Her response was a puzzled tilt of her head, and he wondered if she’d understood what he’d said. As she looked him over, a crease formed between her eyebrows. “Why are you wearing all black? Black is for funerals in America. I’ve seen that in movies. Did someone die?” she asked in Vietnamese again.
“No, no one died. I just like it.” Picking out clothes was so much easier when it was all one color. Besides, black didn’t stain, and it was socially versatile, appropriate for every occasion from work functions to bar mitzvahs.
While she appeared to absorb that information, he grabbed her suitcase by the handle and started toward the parking garage.
“This way,” he said.
With each step through the airport, words pounded in Khai’s head.
What. Had. His. Mom. Been. Thinking.
His mail-order bride was nothing like he’d expected—which was a younger replica of his mom, complete with the matching sweat suits and the sriracha and hoisin sauce she always kept in her purse. That, he could have handled. But this girl, Esme, looked like a Playboy bunny. She lacked the trademark platinum hair, but the rest of her fit the description. What did you do with a Playboy bunny? Aside from sex. Not that he was thinking about sex.
Except, clearly, he was thinking of sex. Fuck. No, there wouldn’t be any fucking. A sneaky part of his brain reminded him he’d promised to do all the things a fiancé would do. Fiancés had sex …

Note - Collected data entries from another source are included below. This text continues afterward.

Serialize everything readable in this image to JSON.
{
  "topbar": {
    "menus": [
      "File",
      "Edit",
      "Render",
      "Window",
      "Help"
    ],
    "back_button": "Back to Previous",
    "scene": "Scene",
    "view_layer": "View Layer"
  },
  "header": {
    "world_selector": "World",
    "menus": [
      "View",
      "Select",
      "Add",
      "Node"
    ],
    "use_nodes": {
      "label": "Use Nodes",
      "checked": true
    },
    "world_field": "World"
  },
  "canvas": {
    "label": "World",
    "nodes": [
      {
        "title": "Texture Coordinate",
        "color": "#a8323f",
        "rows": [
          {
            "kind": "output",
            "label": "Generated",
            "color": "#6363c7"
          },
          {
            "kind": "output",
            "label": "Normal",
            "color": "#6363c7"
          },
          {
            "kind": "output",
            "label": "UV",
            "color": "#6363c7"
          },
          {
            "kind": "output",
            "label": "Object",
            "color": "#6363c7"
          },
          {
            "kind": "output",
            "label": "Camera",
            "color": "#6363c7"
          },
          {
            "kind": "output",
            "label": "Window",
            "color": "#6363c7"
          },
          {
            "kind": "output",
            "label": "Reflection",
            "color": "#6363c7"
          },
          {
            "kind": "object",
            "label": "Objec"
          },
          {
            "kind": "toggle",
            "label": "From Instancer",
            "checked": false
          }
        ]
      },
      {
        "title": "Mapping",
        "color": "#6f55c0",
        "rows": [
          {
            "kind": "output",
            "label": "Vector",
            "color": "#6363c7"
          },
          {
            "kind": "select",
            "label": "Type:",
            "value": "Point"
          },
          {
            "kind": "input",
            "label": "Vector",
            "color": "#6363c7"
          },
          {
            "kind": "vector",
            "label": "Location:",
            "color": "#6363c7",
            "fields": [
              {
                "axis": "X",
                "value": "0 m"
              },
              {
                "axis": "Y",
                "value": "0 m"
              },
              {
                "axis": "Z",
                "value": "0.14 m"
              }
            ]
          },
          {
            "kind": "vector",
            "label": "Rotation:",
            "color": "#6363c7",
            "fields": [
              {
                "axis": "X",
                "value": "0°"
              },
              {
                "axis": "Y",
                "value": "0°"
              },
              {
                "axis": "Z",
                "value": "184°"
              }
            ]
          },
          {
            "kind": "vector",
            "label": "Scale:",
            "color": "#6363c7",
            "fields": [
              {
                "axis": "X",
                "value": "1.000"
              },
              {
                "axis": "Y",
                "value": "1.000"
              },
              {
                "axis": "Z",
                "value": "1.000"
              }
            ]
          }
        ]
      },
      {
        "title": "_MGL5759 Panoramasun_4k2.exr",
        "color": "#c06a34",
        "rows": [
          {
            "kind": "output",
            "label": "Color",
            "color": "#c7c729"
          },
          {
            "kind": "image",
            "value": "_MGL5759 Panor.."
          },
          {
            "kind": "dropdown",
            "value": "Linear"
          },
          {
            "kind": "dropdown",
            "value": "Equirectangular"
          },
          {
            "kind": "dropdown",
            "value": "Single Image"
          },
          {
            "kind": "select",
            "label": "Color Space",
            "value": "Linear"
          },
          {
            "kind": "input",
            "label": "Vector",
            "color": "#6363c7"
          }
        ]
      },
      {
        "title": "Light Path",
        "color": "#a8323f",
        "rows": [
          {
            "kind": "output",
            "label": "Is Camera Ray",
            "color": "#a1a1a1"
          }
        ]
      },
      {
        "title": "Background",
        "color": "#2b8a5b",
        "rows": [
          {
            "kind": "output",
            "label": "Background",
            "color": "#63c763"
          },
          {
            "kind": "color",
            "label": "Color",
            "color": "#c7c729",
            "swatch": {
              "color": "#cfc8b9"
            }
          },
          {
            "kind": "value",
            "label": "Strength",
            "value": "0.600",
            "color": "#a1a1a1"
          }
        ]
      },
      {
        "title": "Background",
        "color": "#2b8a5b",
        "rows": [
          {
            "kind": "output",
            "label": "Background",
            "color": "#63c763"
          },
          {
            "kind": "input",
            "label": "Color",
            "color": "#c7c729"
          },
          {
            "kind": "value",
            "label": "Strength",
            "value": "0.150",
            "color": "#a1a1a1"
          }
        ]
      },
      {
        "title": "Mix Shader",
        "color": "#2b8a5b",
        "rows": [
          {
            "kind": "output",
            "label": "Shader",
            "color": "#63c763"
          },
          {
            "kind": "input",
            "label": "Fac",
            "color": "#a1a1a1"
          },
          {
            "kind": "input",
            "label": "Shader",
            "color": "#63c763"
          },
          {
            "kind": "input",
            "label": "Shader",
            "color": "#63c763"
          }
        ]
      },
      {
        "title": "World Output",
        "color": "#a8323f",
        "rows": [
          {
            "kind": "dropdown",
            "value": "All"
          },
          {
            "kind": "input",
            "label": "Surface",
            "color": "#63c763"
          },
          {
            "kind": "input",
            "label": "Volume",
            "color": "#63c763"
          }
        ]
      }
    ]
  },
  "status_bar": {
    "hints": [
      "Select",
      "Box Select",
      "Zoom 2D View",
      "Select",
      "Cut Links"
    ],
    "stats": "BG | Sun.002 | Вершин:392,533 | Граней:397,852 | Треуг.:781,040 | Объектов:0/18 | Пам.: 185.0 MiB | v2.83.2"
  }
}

He shook his head to clear it of the porn thoughts. It was wrong to reduce a person to their sexual value. He was a rational being. He should be better than this. Besides, she could be the kind of person who regularly performed ritual animal sacrifices in her backyard. Was it safe to drop your pants around such a woman? That killed the sex thoughts quickly, and the rest of his trip through the airport went smoothly.
Once he passed through a set of sliding glass doors, the clacking of Esme’s shoes on the parking structure’s concrete floor followed him to his car. He stashed her suitcase in the trunk up front and prepared to walk around the car and follow Rule Number One, but Esme opened her door and lowered herself into her seat. Then she shut the door, too.
For a moment, he stood still, staring at her side of the car. Did she know she’d just breached social etiquette? Should he tell her? And wasn’t that ironic? That he knew the Rules better than she did? Or maybe they weren’t international?
With a mental shrug, he got behind the wheel, started the engine, and shifted the gear into reverse.
“Wait a little,” she said. “Can we talk?”
He sighed and put the car back in park. It looked like they were going to do more of this thing where they both spoke their own languages and neither entirely understood the other, just like when he and his mom talked.
“Thank you, Anh Kh?i.” Anh meant brother, but when they weren’t related it was more of an endearment. He didn’t find it endearing. But when she flashed another of her disruptive smiles at him, he forgot to be annoyed. Right as his brain function started to stutter, she looked about the interior of his car. “This car is nice.”
“Thanks.” He didn’t generally like flashy things, but he loved to drive. His car was by far the most self-indulgent thing he owned. Too bad about all the bird shit on the windshield.
She took a deep breath. “I know you don’t want to marry me.”
“That’s right.” He saw no reason why he should lie.
Silence hung in the air as she worried her bottom lip, and his muscles tightened unpleasantly.
“Are you going to cry?” he asked. “There are tissues in the center console.” Should he get them out for her? He didn’t know what else to do. Pat her on the arm maybe.
She shook her head before she lifted her chin and met his gaze. “Your mom wants me to change your mind.”
“You can’t change my mind.”
“Do you have …” She glanced to the side as she searched for words. “A perfect woman in your mind? What is she like?”